Anne Papilloud: Il est un jalon essentiel comme l’était aussi le dispositif mis sur pied par la ville de Lausanne au mois de juin 2021 à la suite de l’affaire du Béjart Ballet Lausanne et à la maltraitance psychologique subie par des danseurs et danseuses de la troupe. Depuis, le milieu a pris des initiatives pour lutter contre les atteintes à la personnalité et les violences, sexuelles notamment. Le projet Safe Spaces Culture permet désormais aux employeurs de recourir à une personne de confiance externe. Le plan genevois synthétise toutes ces initiatives et affirme des principes clairs. Il conditionne ainsi l’octroi d’une subvention au respect des règles visant à protéger l’intégrité des employés.
Constatez-vous une évolution dans le comportement des directrices et directeurs de structures depuis l’automne 2021 et l’éclatement du scandale de la compagnie Alias
Heureusement, les cas d’abus ne sont pas la norme! S’il y a évolution, elle est sensible chez les personnes qui travaillent sous leurs ordres. Elles nous alertent sur des sujets pour lesquels elles ne nous auraient pas sollicités avant. La façon agressive de parler, par exemple, de certains chorégraphes ou metteurs en scène. La dureté d’horaires à rallonge et flexibles à merci. Il y a une prise de conscience que ces pratiques ne sont pas tolérables.
Le rapport du 2e Observatoire met en évidence les conditions particulières du travail artistique, une façon de le romantiser qui peut justifier ensuite des abus…
Oui. L’épuisement des corps, la valeur attribuée à dépasser ses limites favorisent une culture de l’abus. Il faut sortir de ce type de discours et de pratique. Ce n’est plus acceptable.
Comment informer les jeunes interprètes de leurs droits?

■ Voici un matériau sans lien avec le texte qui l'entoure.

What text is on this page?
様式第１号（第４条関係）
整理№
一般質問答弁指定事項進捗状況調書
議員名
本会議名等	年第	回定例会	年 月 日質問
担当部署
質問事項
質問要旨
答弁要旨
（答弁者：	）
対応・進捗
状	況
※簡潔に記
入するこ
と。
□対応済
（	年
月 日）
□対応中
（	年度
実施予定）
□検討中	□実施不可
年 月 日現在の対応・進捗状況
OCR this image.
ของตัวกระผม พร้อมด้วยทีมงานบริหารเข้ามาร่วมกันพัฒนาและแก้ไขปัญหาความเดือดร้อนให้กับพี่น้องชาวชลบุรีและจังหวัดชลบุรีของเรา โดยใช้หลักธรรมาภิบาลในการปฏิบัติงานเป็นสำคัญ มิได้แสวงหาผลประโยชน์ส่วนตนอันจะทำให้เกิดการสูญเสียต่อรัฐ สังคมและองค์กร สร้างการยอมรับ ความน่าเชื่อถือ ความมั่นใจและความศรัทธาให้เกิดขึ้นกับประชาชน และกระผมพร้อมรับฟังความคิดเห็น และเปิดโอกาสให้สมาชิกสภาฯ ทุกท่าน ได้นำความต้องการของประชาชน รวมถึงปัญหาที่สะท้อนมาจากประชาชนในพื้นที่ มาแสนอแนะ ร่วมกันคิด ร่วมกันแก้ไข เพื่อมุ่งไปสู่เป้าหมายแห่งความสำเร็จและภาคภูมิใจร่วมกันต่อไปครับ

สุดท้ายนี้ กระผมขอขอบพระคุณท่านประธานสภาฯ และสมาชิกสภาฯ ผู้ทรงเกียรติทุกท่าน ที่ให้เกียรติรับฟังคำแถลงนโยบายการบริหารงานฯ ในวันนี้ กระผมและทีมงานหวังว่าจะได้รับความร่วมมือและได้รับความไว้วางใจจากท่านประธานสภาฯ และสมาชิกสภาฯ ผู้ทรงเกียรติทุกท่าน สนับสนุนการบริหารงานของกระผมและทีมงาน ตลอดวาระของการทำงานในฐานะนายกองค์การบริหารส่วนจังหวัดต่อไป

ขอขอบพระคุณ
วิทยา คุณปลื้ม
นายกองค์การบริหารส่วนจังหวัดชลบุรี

C’est l’enjeu de tout le processus. Il est essentiel qu’il y ait des modules d’information dans les écoles d’art. J’interviens pour ma part à la Haute Ecole des arts de la scène à Lausanne. Mais cette sensibilisation ne suffira pas. Ce qui pèse, c’est l’extrême précarité dans laquelle évoluent les professionnels de la scène. Il est très difficile de dire non dans un milieu où il y a une telle concurrence. Il faut agir sur les grilles salariales, sur les rémunérations. La bataille contre le harcèlement ne se gagnera pas si on ne revalorise pas les salaires et si on ne change pas le statut des artistes.